ANDERSON — The Madison County Plan Commission has approved a proposed solar ordinance with a favorable recommendation to the Madison County Commissioners.

The Plan Commission on Tuesday conducted a public hearing in which most people spoke in favor of the new ordinance that puts conditions on the development of large-scale solar energy facilities.

The Madison County Commissioners have to vote for final approval.

The commissioners can approve the ordinance, reject the ordinance or make changes to the proposed ordinance.

If changes are made by the commissioners, then the ordinance has to be reconsidered by the Plan Commission.

County officials have been hoping to adopt a new solar energy ordinance ever since Madison County approved the proposed Lone Oak Solar Energy Center. The Lone Oak solar facility was approved in 2019 and the county has had a moratorium in place preventing large scale facilities in the county until a new solar ordinance is adopted.

The draft prepared by Larry Strange, director of the Madison County Planning Department, limits where a large scale commercial operation can locate with a special use and requires setbacks from adjacent property owners ranging from 400 to 450 feet.

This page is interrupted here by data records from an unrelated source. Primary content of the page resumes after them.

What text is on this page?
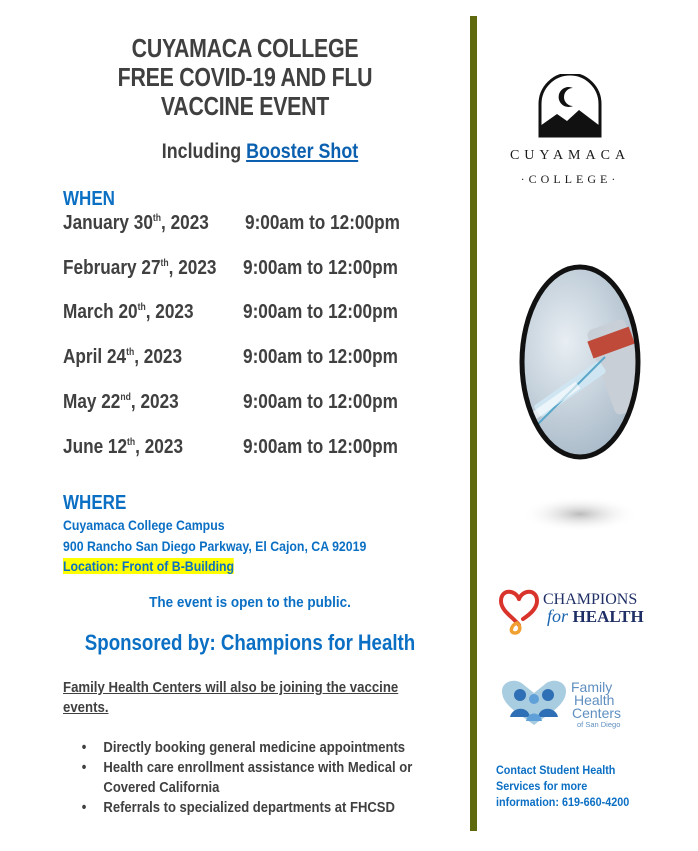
CUYAMACA COLLEGE
FREE COVID-19 AND FLU
VACCINE EVENT
Including Booster Shot
WHEN
January 30th, 2023 9:00am to 12:00pm
February 27th, 2023 9:00am to 12:00pm
March 20th, 2023 9:00am to 12:00pm
April 24th, 2023	9:00am to 12:00pm
May 22nd, 2023	9:00am to 12:00pm
June 12th, 2023	9:00am to 12:00pm
WHERE
Cuyamaca College Campus
900 Rancho San Diego Parkway, El Cajon, CA 92019
Location: Front of B-Building
The event is open to the public.
Sponsored by: Champions for Health
Family Health Centers will also be joining the vaccine events.
• Directly booking general medicine appointments
• Health care enrollment assistance with Medical or Covered California
• Referrals to specialized departments at FHCSD
CUYAMACA
·COLLEGE·
CHAMPIONS
for HEALTH
Family
Health
Centers
of San Diego
Contact Student Health Services for more information: 619-660-4200
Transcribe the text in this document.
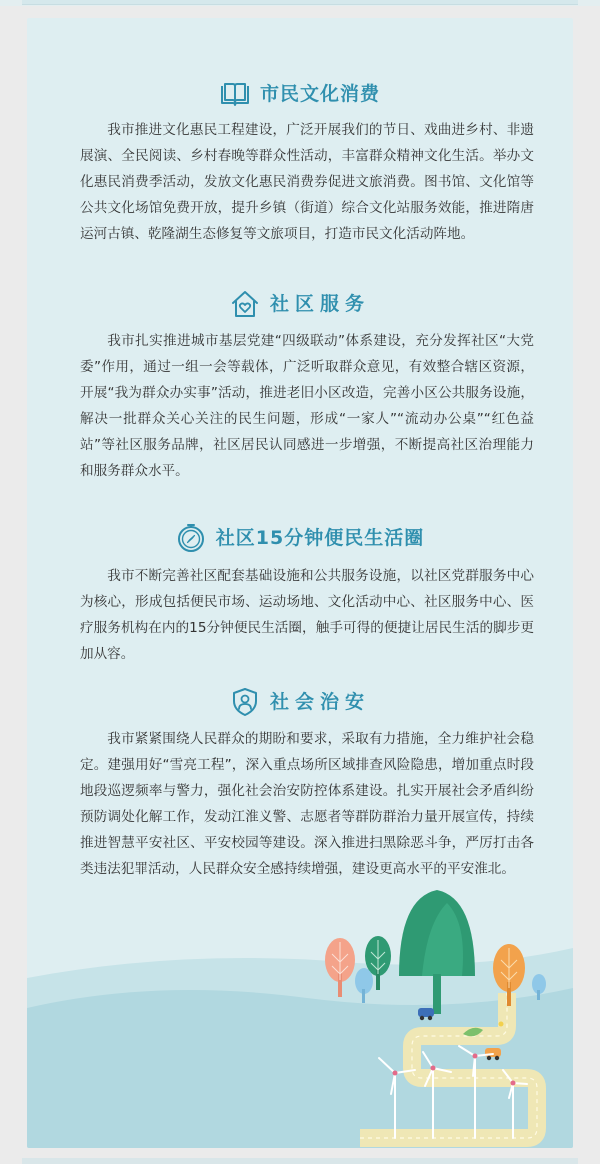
市民文化消费

我市推进文化惠民工程建设，广泛开展我们的节日、戏曲进乡村、非遗展演、全民阅读、乡村春晚等群众性活动，丰富群众精神文化生活。举办文化惠民消费季活动，发放文化惠民消费券促进文旅消费。图书馆、文化馆等公共文化场馆免费开放，提升乡镇（街道）综合文化站服务效能，推进隋唐运河古镇、乾隆湖生态修复等文旅项目，打造市民文化活动阵地。

社区服务

我市扎实推进城市基层党建“四级联动”体系建设，充分发挥社区“大党委”作用，通过一组一会等载体，广泛听取群众意见，有效整合辖区资源，开展“我为群众办实事”活动，推进老旧小区改造，完善小区公共服务设施，解决一批群众关心关注的民生问题，形成“一家人”“流动办公桌”“红色益站”等社区服务品牌，社区居民认同感进一步增强，不断提高社区治理能力和服务群众水平。

社区15分钟便民生活圈

我市不断完善社区配套基础设施和公共服务设施，以社区党群服务中心为核心，形成包括便民市场、运动场地、文化活动中心、社区服务中心、医疗服务机构在内的15分钟便民生活圈，触手可得的便捷让居民生活的脚步更加从容。

社会治安

我市紧紧围绕人民群众的期盼和要求，采取有力措施，全力维护社会稳定。建强用好“雪亮工程”，深入重点场所区域排查风险隐患，增加重点时段地段巡逻频率与警力，强化社会治安防控体系建设。扎实开展社会矛盾纠纷预防调处化解工作，发动江淮义警、志愿者等群防群治力量开展宣传，持续推进智慧平安社区、平安校园等建设。深入推进扫黑除恶斗争，严厉打击各类违法犯罪活动，人民群众安全感持续增强，建设更高水平的平安淮北。
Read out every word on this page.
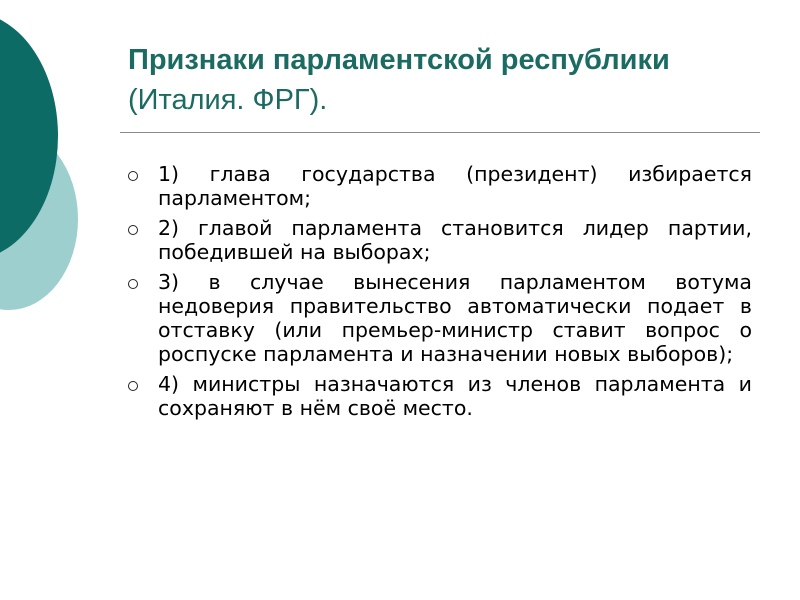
Признаки парламентской республики (Италия. ФРГ).
1) глава государства (президент) избирается парламентом;
2) главой парламента становится лидер партии, победившей на выборах;
3) в случае вынесения парламентом вотума недоверия правительство автоматически подает в отставку (или премьер-министр ставит вопрос о роспуске парламента и назначении новых выборов);
4) министры назначаются из членов парламента и сохраняют в нём своё место.
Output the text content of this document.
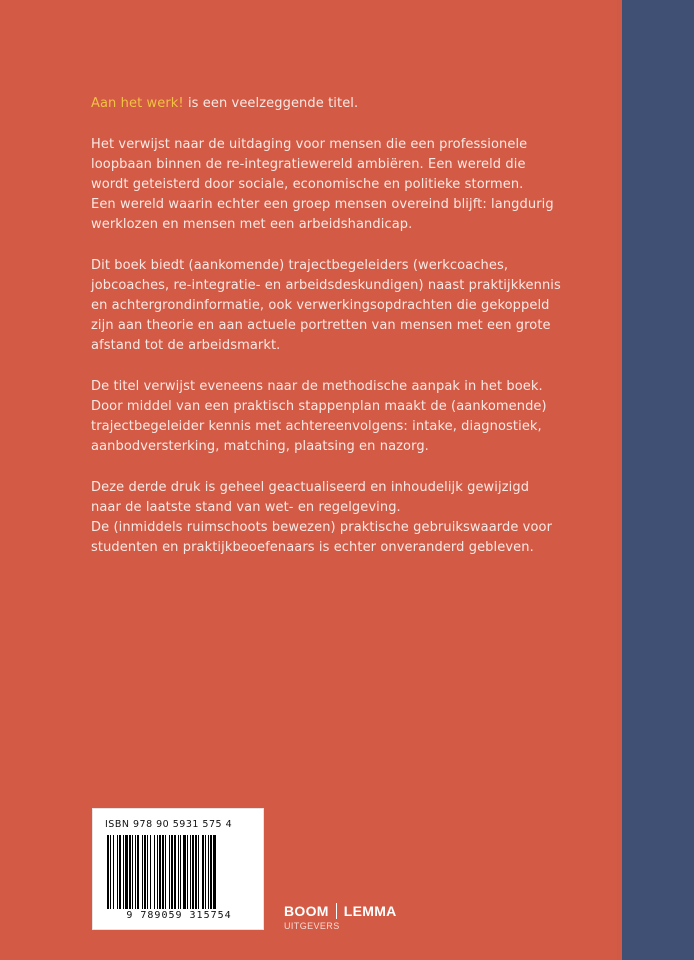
Aan het werk! is een veelzeggende titel.

Het verwijst naar de uitdaging voor mensen die een professionele
loopbaan binnen de re-integratiewereld ambiëren. Een wereld die
wordt geteisterd door sociale, economische en politieke stormen.
Een wereld waarin echter een groep mensen overeind blijft: langdurig
werklozen en mensen met een arbeidshandicap.

Dit boek biedt (aankomende) trajectbegeleiders (werkcoaches,
jobcoaches, re-integratie- en arbeidsdeskundigen) naast praktijkkennis
en achtergrondinformatie, ook verwerkingsopdrachten die gekoppeld
zijn aan theorie en aan actuele portretten van mensen met een grote
afstand tot de arbeidsmarkt.

De titel verwijst eveneens naar de methodische aanpak in het boek.
Door middel van een praktisch stappenplan maakt de (aankomende)
trajectbegeleider kennis met achtereenvolgens: intake, diagnostiek,
aanbodversterking, matching, plaatsing en nazorg.

Deze derde druk is geheel geactualiseerd en inhoudelijk gewijzigd
naar de laatste stand van wet- en regelgeving.
De (inmiddels ruimschoots bewezen) praktische gebruikswaarde voor
studenten en praktijkbeoefenaars is echter onveranderd gebleven.

ISBN 978 90 5931 575 4
9 789059 315754	BOOM LEMMA
UITGEVERS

Strange said a medium sized commercial facility can range from six to 75 acres and a large-scale facility can range from 76 to 400 acres.

The ordinance states a solar energy facility can’t exceed 400 acres and there is a three-mile neutral zone requirement.

Strange said a development for a large facility will require a rezoning to a designation as a high impact zoning district, of which none are currently located in Madison County.

He said the rezoning has to be approved by the Plan Commission and Commissioners and a special use has to be approved by the Madison County Board of Zoning Appeals. “This provides significant oversight,” Strange said. It includes a residential property value clause for single-family residences within three miles covering the start of construction and two years after operations begin.

Battery storage of electrical energy will require a separate permit.

The draft also includes a provision that no more than 10% of the prime farm ground in the county can be used for solar energy facilities.

A clause covers the decommissioning of the site with financial guarantees and an economic development agreement with the county to cover potential lost tax revenues.

Plan Commission member John Simmermon said the ordinance is something that county can be proud of in the future.

“This is an ordinance other counties will look at in the future,” he said.